The scientific process is highly non-linear. There are many solutions to most problems, and many dead ends and challenging obstacles along the way. My role is to guide and unblock you at each step of the process, and to help you learn how to independently conduct research. I will be more hands-on earlier in your career, but with the ultimate goal of guiding you toward the ability to devise and pursue your own ideas.

Goals

The purpose of a PhD program is to train new scientists, to generate new knowledge, and to help one learn the cultural and scientific norms of a research community. By the end of a PhD, one should have the ability to (i) devise deep but well-scoped research questions, (ii) design and be able to implement well-controlled experiments, (iii) lead a focused project to completion, and (iv) present one's ideas and work effectively, both in writing and orally. At a higher level, one should be able to independently design and pursue one's own research agenda.

Group structure

On average, I expect the group to consist of about five to eight PhD students and zero to two postdocs. This should be composed of a mixture of researchers with diverse interests and expertise, from cognitive science and linguistics to deep learning and mathematics.
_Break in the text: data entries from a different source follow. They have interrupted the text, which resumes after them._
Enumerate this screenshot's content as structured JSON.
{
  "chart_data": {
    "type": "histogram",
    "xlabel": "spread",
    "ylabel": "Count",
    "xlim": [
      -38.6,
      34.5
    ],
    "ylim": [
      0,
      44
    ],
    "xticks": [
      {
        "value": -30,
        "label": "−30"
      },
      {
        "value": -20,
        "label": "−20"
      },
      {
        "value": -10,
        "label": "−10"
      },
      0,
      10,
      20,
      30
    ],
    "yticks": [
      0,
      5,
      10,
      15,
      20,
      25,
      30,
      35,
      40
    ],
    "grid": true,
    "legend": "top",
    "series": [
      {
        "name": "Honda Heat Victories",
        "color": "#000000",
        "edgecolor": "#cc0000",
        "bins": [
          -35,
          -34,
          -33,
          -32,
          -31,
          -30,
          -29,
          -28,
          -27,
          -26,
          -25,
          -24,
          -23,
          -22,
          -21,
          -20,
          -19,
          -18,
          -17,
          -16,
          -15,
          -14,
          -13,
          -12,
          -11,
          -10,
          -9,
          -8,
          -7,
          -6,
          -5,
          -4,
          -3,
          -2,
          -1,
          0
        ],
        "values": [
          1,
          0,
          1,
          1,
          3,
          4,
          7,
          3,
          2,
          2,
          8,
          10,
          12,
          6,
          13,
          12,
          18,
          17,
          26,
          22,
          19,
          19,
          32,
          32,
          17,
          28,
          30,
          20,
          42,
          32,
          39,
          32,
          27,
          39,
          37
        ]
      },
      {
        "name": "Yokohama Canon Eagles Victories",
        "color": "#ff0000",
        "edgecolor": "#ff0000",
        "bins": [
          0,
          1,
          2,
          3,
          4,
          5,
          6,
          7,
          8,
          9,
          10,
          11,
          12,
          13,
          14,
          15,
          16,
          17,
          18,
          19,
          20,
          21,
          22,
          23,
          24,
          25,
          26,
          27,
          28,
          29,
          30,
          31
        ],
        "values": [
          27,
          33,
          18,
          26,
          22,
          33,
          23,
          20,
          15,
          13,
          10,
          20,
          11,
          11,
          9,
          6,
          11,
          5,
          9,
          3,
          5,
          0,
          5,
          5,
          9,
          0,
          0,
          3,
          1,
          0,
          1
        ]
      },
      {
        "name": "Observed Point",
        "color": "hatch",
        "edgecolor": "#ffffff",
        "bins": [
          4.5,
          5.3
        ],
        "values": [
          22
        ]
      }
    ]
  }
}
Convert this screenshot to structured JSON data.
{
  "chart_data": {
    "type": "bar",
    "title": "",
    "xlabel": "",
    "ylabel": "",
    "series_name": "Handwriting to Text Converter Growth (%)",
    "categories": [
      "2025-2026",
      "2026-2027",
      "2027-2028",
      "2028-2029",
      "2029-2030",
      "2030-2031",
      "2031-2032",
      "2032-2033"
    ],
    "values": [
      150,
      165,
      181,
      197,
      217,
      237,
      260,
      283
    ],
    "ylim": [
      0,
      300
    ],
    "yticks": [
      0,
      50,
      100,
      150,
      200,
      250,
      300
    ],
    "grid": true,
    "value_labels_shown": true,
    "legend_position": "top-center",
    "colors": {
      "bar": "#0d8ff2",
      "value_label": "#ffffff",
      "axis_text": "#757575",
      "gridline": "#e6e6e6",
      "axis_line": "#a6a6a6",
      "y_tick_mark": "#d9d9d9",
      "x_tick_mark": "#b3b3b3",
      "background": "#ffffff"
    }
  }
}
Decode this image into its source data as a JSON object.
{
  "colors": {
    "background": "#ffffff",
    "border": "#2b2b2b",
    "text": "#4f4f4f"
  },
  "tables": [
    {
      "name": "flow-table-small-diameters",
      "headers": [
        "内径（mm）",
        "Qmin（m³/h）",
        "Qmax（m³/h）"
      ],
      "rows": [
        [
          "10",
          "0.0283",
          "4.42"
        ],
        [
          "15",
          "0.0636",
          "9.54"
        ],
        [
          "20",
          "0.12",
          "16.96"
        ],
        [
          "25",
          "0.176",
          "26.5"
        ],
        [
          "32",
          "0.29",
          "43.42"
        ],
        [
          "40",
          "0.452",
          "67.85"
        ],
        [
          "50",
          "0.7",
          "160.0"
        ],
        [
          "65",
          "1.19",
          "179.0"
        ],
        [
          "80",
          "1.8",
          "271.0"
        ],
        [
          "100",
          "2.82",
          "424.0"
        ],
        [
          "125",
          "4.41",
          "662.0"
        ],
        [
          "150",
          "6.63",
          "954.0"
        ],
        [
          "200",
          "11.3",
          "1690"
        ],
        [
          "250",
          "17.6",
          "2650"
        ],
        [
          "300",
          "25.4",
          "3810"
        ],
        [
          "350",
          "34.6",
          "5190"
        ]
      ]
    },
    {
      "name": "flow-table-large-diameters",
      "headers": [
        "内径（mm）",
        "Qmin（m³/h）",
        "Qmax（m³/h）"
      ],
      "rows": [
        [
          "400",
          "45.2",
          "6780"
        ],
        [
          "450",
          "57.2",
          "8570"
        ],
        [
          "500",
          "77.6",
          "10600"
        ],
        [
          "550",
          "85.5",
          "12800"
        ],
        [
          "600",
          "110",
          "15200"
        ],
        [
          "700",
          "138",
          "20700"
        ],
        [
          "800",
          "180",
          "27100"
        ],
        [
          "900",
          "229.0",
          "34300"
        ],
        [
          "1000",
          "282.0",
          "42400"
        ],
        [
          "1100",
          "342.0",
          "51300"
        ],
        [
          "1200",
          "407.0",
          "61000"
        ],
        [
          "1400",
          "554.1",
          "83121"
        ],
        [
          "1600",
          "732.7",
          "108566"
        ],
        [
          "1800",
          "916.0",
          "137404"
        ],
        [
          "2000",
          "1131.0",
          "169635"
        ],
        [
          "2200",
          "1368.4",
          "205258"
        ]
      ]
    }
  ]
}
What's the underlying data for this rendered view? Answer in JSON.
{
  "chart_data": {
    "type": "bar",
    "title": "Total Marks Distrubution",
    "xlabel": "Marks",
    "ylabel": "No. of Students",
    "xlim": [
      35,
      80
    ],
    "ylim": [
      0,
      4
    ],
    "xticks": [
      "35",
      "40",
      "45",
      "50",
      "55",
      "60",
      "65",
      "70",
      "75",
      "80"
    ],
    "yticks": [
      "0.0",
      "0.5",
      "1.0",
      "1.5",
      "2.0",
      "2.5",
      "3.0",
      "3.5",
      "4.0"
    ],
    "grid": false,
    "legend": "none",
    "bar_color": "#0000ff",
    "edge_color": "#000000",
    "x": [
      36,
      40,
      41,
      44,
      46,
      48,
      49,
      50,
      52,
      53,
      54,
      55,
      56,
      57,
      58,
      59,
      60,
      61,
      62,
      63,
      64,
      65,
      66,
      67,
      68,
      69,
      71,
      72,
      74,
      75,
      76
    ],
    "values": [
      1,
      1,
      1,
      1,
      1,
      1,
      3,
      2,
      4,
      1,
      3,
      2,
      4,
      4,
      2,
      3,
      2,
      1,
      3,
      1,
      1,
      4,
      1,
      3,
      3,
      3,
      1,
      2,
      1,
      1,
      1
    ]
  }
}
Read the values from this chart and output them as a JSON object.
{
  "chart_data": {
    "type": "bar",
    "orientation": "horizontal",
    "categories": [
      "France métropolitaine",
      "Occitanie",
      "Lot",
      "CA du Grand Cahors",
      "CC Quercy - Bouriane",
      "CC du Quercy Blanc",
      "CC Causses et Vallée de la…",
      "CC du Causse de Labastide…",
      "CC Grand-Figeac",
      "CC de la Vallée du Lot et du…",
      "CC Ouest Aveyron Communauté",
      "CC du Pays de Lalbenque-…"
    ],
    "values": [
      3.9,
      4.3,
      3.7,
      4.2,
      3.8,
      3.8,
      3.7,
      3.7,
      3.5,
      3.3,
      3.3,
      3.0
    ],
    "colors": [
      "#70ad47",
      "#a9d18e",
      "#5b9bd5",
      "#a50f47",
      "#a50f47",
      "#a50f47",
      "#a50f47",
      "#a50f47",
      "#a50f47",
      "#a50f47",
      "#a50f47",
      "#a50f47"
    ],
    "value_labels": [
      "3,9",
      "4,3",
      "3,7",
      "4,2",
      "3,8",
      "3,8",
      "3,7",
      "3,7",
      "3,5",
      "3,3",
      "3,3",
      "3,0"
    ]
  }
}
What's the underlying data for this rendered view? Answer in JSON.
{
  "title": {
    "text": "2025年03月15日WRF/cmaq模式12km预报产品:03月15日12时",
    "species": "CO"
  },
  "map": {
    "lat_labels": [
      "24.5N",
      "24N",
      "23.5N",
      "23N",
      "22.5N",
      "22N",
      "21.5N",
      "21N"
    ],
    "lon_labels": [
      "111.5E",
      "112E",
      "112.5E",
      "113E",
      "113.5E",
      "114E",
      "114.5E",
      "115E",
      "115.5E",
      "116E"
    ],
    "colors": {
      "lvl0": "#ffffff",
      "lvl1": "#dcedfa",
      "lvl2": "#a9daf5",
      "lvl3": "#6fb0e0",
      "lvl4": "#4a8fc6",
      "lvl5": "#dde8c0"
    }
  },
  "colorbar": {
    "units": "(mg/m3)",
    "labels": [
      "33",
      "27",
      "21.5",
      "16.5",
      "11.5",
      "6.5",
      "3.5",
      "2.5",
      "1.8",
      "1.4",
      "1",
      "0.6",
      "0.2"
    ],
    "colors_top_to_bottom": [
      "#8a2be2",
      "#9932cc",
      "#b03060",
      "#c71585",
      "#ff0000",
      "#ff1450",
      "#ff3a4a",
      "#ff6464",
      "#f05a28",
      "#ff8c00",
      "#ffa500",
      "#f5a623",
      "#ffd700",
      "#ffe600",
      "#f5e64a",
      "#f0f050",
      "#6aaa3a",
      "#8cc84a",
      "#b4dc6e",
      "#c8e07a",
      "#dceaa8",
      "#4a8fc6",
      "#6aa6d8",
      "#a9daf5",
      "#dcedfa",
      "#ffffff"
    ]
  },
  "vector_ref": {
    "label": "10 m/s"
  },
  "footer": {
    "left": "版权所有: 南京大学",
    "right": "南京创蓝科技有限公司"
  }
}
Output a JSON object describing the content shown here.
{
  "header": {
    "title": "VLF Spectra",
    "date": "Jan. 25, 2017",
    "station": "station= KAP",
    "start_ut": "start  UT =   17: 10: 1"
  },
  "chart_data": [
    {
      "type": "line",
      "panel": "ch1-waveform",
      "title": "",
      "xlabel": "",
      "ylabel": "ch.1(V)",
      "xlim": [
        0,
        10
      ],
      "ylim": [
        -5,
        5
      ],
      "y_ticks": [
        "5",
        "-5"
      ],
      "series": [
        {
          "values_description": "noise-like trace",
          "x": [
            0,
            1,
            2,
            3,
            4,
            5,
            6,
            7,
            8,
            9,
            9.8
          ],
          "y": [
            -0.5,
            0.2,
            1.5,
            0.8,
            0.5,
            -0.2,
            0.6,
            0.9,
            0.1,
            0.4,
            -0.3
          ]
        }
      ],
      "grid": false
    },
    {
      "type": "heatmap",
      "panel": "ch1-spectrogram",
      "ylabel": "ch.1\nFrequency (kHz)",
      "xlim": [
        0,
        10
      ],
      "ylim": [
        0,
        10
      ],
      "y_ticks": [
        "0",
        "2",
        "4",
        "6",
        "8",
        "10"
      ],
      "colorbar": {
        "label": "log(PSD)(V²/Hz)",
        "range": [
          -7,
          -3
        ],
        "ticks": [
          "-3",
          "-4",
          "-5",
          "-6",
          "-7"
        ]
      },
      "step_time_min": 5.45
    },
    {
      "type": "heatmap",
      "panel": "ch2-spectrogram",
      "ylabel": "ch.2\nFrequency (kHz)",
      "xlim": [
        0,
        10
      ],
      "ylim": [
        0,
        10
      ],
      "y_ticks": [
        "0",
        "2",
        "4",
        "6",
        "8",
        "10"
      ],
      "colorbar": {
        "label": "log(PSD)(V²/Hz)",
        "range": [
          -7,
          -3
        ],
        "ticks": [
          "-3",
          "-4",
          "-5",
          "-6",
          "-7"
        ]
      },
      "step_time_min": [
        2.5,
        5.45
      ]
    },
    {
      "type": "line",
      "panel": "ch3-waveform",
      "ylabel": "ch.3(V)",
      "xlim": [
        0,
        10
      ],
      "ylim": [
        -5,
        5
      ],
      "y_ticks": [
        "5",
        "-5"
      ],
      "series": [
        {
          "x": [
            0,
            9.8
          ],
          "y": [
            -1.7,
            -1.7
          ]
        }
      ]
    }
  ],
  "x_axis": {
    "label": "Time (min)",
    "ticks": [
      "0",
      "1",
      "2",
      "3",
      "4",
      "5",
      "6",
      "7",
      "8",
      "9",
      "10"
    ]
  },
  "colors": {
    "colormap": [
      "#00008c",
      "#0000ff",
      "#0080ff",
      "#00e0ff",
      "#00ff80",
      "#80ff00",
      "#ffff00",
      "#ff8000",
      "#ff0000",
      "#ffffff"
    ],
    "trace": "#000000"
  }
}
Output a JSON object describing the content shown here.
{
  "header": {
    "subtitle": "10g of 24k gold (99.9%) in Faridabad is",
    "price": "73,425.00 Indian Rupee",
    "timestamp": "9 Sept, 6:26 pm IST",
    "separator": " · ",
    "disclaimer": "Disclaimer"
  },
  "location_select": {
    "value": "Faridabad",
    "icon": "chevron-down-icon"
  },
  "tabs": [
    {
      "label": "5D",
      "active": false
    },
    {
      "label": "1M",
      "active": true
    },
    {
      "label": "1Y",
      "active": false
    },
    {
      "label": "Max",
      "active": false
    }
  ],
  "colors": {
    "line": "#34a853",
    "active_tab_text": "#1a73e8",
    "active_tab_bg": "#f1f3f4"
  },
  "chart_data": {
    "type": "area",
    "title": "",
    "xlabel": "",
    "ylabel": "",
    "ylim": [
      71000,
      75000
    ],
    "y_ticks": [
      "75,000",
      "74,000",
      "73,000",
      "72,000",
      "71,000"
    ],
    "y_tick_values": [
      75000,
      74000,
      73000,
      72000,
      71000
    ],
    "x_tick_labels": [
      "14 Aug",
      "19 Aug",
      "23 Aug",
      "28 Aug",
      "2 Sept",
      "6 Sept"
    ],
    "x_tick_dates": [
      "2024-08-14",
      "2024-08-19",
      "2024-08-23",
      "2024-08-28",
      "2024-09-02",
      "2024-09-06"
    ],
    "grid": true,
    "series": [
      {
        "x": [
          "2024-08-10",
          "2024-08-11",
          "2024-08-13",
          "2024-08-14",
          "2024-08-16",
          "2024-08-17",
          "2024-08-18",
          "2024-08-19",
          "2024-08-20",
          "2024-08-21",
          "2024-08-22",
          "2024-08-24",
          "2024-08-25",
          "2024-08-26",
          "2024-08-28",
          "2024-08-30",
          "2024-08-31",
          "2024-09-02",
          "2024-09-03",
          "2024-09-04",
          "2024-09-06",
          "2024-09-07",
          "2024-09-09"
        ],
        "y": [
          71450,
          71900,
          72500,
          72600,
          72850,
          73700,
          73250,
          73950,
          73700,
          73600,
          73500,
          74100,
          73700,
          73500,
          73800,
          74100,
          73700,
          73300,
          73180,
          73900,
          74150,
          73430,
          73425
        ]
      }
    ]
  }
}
This keeps the group small enough such that everyone knows what everyone else is doing and has regular interaction with each other. This is important, as peer mentoring can often be just as (if not more) effective than advisor-student mentoring! It also keeps the group large enough that many influences and priorities are always informing the direction of our work.

Interaction

I want to play an active role in my students' research projects. I plan to meet one-on-one with each of my students at least once a week. These meetings can consist of anything from project planning and technical discussion to career planning and general life check-ins. This is in addition to project-specific meetings. We will hold a formal lab meeting once a week.

Work-life balance

Work-life balance is essential for one's intellectual and physical health. We encourage a culture of pursuing hobbies outside of Boston University. We also plan to do at least one social lab outing each semester. (Of course, the pace and amount of work necessary for successful research can vary widely from week to week! But on average, I believe that a healthy balance will lead to better long-term outcomes.)